Домик лесника, в котором последние месяцы живет Петрашевский, напоминает избу на курьих ножках. Когда топится русская печь, дым выедает глаз, нестерпимо остро пахнут овчины. И смоленые ветки елей, разбросанные по полу, испускают янтарные слезы.
Сегодня Михаил Васильевич делает последний обход фаланстеру.
Позади дни тревог — ведь денег было в обрез, со скандалами приходилось выпрашивать у матери по рублику, по трешке.
Зато изба срублена отличная. Семь комнат, кухня, зала, хлев, овин, а горшков-то, ухватов, чугунков, мисок, пил, борон, плугов — да всего и не перечесть!
С соседом-помещиком чуть до мирового не дошло.
Сосед боялся, что его крестьяне, как побывают в этой „фаланстерии“, так и взбунтуются, потребуют и себе подобную. Пробовал отговорить Петрашевского от затеи, но ничего не получилось. Тогда обвинил его в порубках чужого леса. Петрашевскии не стал спорить, а отдал соседу нетронутый участок бора. Пришлось замолчать.
Всю ночь бушевала вьюга, а к утру притомилась. Ударил морозец, и в первых лучах солнца замигали, заискрились мириады маленьких хрусталиков.
Петрашевскии уже на ногах. Пора запрягать, небось крестьяне ждут, чтобы войти в новую избу, отслужить благодарственный молебен и сесть за праздничный стол.
Лошадка ходко бежит, хотя дорога еще не обкатана, да и занесло ее изрядно. Где-то настойчиво щелкает дятел в тщетной надежде найти под корой рождественский завтрак.
По лесу тянет запах гари. Лесник беспокойно ёрзает, привстает в розвальнях. Но нет, деревья стоят нетронутые, небо чистое-чистое. Должно, из далеких деревень дымком попахивает, ветерок приносит. Выскочил заяц, прижал уши, исчез…
А вот и поляна. Лошадь стала. Лесничий только присвистнул да матерно выругался. Петрашевскии не хочет верить глазам. Нет, они сбились с дороги, поехали на дымок, опасаясь пожара…

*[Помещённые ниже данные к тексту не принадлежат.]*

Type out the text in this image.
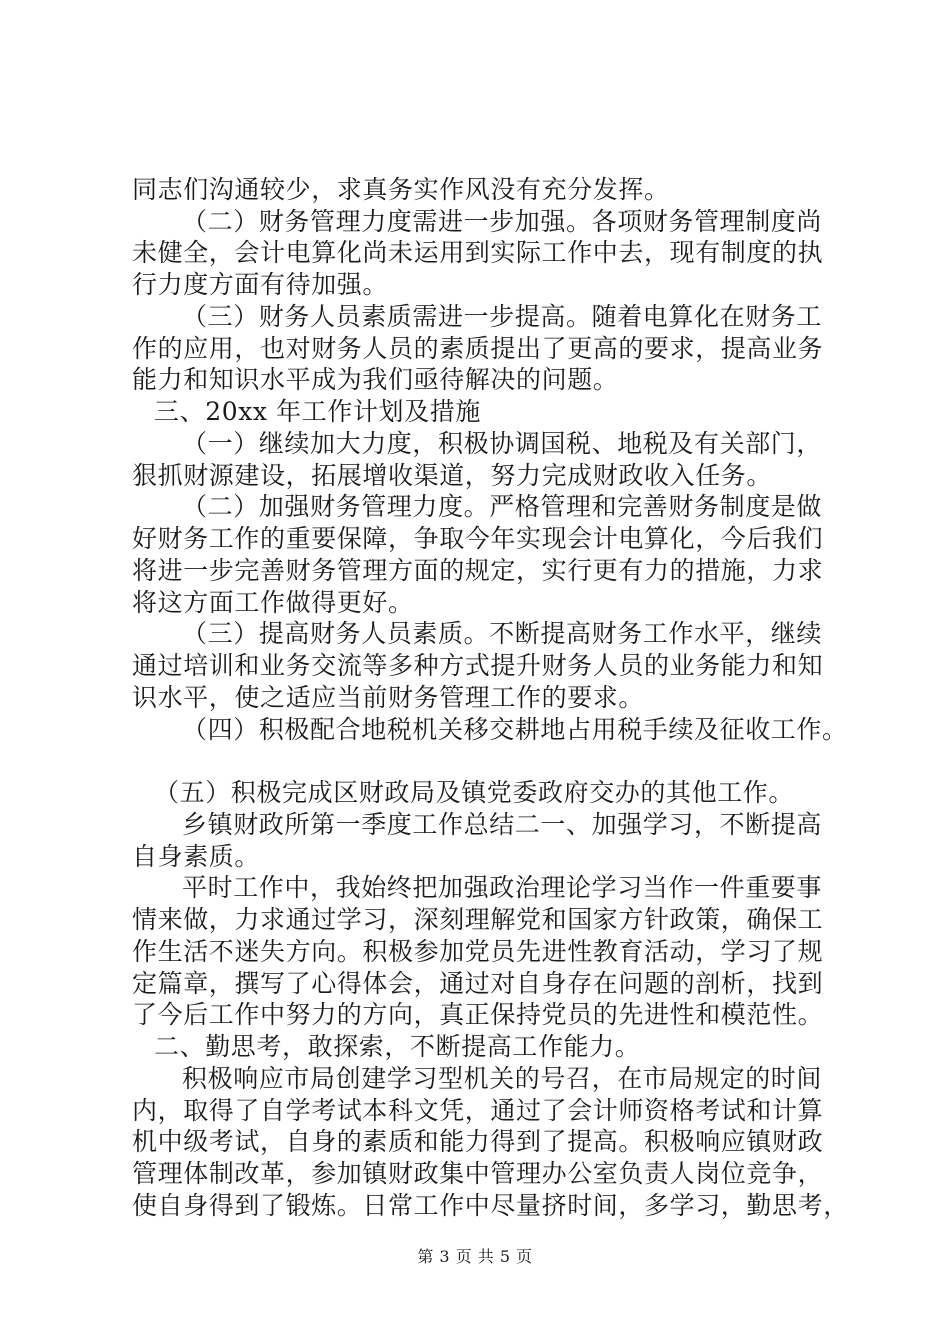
同志们沟通较少，求真务实作风没有充分发挥。
（二）财务管理力度需进一步加强。各项财务管理制度尚
未健全，会计电算化尚未运用到实际工作中去，现有制度的执
行力度方面有待加强。
（三）财务人员素质需进一步提高。随着电算化在财务工
作的应用，也对财务人员的素质提出了更高的要求，提高业务
能力和知识水平成为我们亟待解决的问题。
三、20xx 年工作计划及措施
（一）继续加大力度，积极协调国税、地税及有关部门，
狠抓财源建设，拓展增收渠道，努力完成财政收入任务。
（二）加强财务管理力度。严格管理和完善财务制度是做
好财务工作的重要保障，争取今年实现会计电算化，今后我们
将进一步完善财务管理方面的规定，实行更有力的措施，力求
将这方面工作做得更好。
（三）提高财务人员素质。不断提高财务工作水平，继续
通过培训和业务交流等多种方式提升财务人员的业务能力和知
识水平，使之适应当前财务管理工作的要求。
（四）积极配合地税机关移交耕地占用税手续及征收工作。
（五）积极完成区财政局及镇党委政府交办的其他工作。
乡镇财政所第一季度工作总结二一、加强学习，不断提高
自身素质。
平时工作中，我始终把加强政治理论学习当作一件重要事
情来做，力求通过学习，深刻理解党和国家方针政策，确保工
作生活不迷失方向。积极参加党员先进性教育活动，学习了规
定篇章，撰写了心得体会，通过对自身存在问题的剖析，找到
了今后工作中努力的方向，真正保持党员的先进性和模范性。
二、勤思考，敢探索，不断提高工作能力。
积极响应市局创建学习型机关的号召，在市局规定的时间
内，取得了自学考试本科文凭，通过了会计师资格考试和计算
机中级考试，自身的素质和能力得到了提高。积极响应镇财政
管理体制改革，参加镇财政集中管理办公室负责人岗位竞争，
使自身得到了锻炼。日常工作中尽量挤时间，多学习，勤思考，
第 3 页 共 5 页
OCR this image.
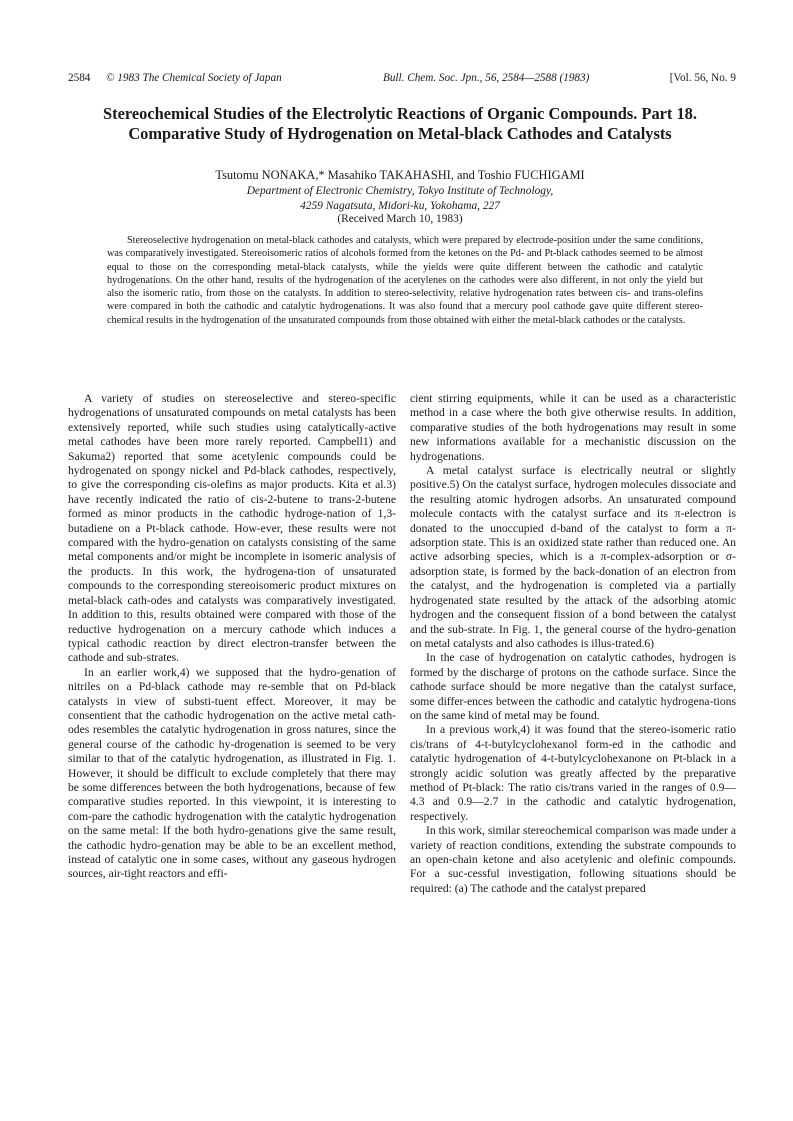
2584 © 1983 The Chemical Society of Japan	Bull. Chem. Soc. Jpn., 56, 2584—2588 (1983)	[Vol. 56, No. 9
Stereochemical Studies of the Electrolytic Reactions of Organic Compounds. Part 18. Comparative Study of Hydrogenation on Metal-black Cathodes and Catalysts
Tsutomu NONAKA,* Masahiko TAKAHASHI, and Toshio FUCHIGAMI
Department of Electronic Chemistry, Tokyo Institute of Technology,
4259 Nagatsuta, Midori-ku, Yokohama, 227
(Received March 10, 1983)

Stereoselective hydrogenation on metal-black cathodes and catalysts, which were prepared by electrode-position under the same conditions, was comparatively investigated. Stereoisomeric ratios of alcohols formed from the ketones on the Pd- and Pt-black cathodes seemed to be almost equal to those on the corresponding metal-black catalysts, while the yields were quite different between the cathodic and catalytic hydrogenations. On the other hand, results of the hydrogenation of the acetylenes on the cathodes were also different, in not only the yield but also the isomeric ratio, from those on the catalysts. In addition to stereo-selectivity, relative hydrogenation rates between cis- and trans-olefins were compared in both the cathodic and catalytic hydrogenations. It was also found that a mercury pool cathode gave quite different stereo-chemical results in the hydrogenation of the unsaturated compounds from those obtained with either the metal-black cathodes or the catalysts.

A variety of studies on stereoselective and stereo-specific hydrogenations of unsaturated compounds on metal catalysts has been extensively reported, while such studies using catalytically-active metal cathodes have been more rarely reported. Campbell1) and Sakuma2) reported that some acetylenic compounds could be hydrogenated on spongy nickel and Pd-black cathodes, respectively, to give the corresponding cis-olefins as major products. Kita et al.3) have recently indicated the ratio of cis-2-butene to trans-2-butene formed as minor products in the cathodic hydroge-nation of 1,3-butadiene on a Pt-black cathode. How-ever, these results were not compared with the hydro-genation on catalysts consisting of the same metal components and/or might be incomplete in isomeric analysis of the products. In this work, the hydrogena-tion of unsaturated compounds to the corresponding stereoisomeric product mixtures on metal-black cath-odes and catalysts was comparatively investigated. In addition to this, results obtained were compared with those of the reductive hydrogenation on a mercury cathode which induces a typical cathodic reaction by direct electron-transfer between the cathode and sub-strates.

In an earlier work,4) we supposed that the hydro-genation of nitriles on a Pd-black cathode may re-semble that on Pd-black catalysts in view of substi-tuent effect. Moreover, it may be consentient that the cathodic hydrogenation on the active metal cath-odes resembles the catalytic hydrogenation in gross natures, since the general course of the cathodic hy-drogenation is seemed to be very similar to that of the catalytic hydrogenation, as illustrated in Fig. 1. However, it should be difficult to exclude completely that there may be some differences between the both hydrogenations, because of few comparative studies reported. In this viewpoint, it is interesting to com-pare the cathodic hydrogenation with the catalytic hydrogenation on the same metal: If the both hydro-genations give the same result, the cathodic hydro-genation may be able to be an excellent method, instead of catalytic one in some cases, without any gaseous hydrogen sources, air-tight reactors and effi-

cient stirring equipments, while it can be used as a characteristic method in a case where the both give otherwise results. In addition, comparative studies of the both hydrogenations may result in some new informations available for a mechanistic discussion on the hydrogenations.

A metal catalyst surface is electrically neutral or slightly positive.5) On the catalyst surface, hydrogen molecules dissociate and the resulting atomic hydrogen adsorbs. An unsaturated compound molecule contacts with the catalyst surface and its π-electron is donated to the unoccupied d-band of the catalyst to form a π-adsorption state. This is an oxidized state rather than reduced one. An active adsorbing species, which is a π-complex-adsorption or σ-adsorption state, is formed by the back-donation of an electron from the catalyst, and the hydrogenation is completed via a partially hydrogenated state resulted by the attack of the adsorbing atomic hydrogen and the consequent fission of a bond between the catalyst and the sub-strate. In Fig. 1, the general course of the hydro-genation on metal catalysts and also cathodes is illus-trated.6)

In the case of hydrogenation on catalytic cathodes, hydrogen is formed by the discharge of protons on the cathode surface. Since the cathode surface should be more negative than the catalyst surface, some differ-ences between the cathodic and catalytic hydrogena-tions on the same kind of metal may be found.

In a previous work,4) it was found that the stereo-isomeric ratio cis/trans of 4-t-butylcyclohexanol form-ed in the cathodic and catalytic hydrogenation of 4-t-butylcyclohexanone on Pt-black in a strongly acidic solution was greatly affected by the preparative method of Pt-black: The ratio cis/trans varied in the ranges of 0.9—4.3 and 0.9—2.7 in the cathodic and catalytic hydrogenation, respectively.

In this work, similar stereochemical comparison was made under a variety of reaction conditions, extending the substrate compounds to an open-chain ketone and also acetylenic and olefinic compounds. For a suc-cessful investigation, following situations should be required: (a) The cathode and the catalyst prepared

В, Г. Белинский, М. В. Петрашевский. Титульный лист „Карманного словаря“. Страница с цензорской правкой.
Пожар здесь уже потух…
И обгорелые бревна кое-где запорошило свежим снежком.
Но горел не лес. Лес стоит такой же дремучий равнодушный. Сосны как свечи, и солнце режет глаза.
Сгорел фаланстер — сгорела изба, конюшня, хлев, сгорели плуги и бороны, лопнули в огне горшки, и только обуглившийся черный горб русской печи напоминает тысячи своих собратьев, сиротливо покинутых на местах бывших деревень — Погорелова, Пожарского, Пепелищенского.
Скорее домой, в Петербург. Он не будет заезжать на выселок, ему и так ясно — эти дикари, эти лесные звери подожгли фаланстер. И они готовы понести наказание, но только бы не жить в этой хоромине, только бы сохранить свое — вонючее, драное, но свое, подгрести его под себя и медленно, умирать на добре, цена которому грош.
Сгорел фаланстер, но не испепелилась вера в социалистические начала общежития, в спасительную миссию фурьеризма.
К Петербургу Петрашевский подъезжал уже успокоенный, и только горечь, обида нет-нет да и сжимали сердце.
Но в голове роились новые планы.
22 февраля 1848 года, воскресенье. Последний день „сырной недели“. Субботний карнавал, „широкая масленица“, наконец, угомонился веселящийся Петербург.
Воскресным утром о блинах и вспоминать противно, похмельный дурман застилает голову. Богомольцы — спешат еще до наступления великого поста очиститься от грехов и усердно сгибают и разгибают спины в церквах и церквушках.
Завтра закроются русские театры, исчезнут с базарных площадей балаганы, умолкнет визг каруселей. Последний день гульбища!
Михаил Евграфович Салтыков едет в итальянскую оперу. В русскую сегодня нельзя, в этот день там поют неудачники. Да и весь литературный Петербург, весь бомонд будет: в итальянской.
Ложи щурятся лорнетками. Первые ряды партера поблескивают лысинами. Все друг друга знают, все друг другу надоели, и все устали от масленицы.
Скорее бы занавес. Но кого-то ждут. Быть может, прибудут августейшие слушатели?
Увертюра! Но еще не смолкают шепот, шарканье ног.
Итальянцев слушают небрежно, языка никто не знает. На сцене традиционные парики, позы и прекрасные голоса.
Салтыков никак не может оторвать глаз от шутовского колпака с бубенчиками. Паяц поет и горестно мотает головой. А бубенцы позвякивают, и порой Михаил Евграфович слышит только их дребезжание.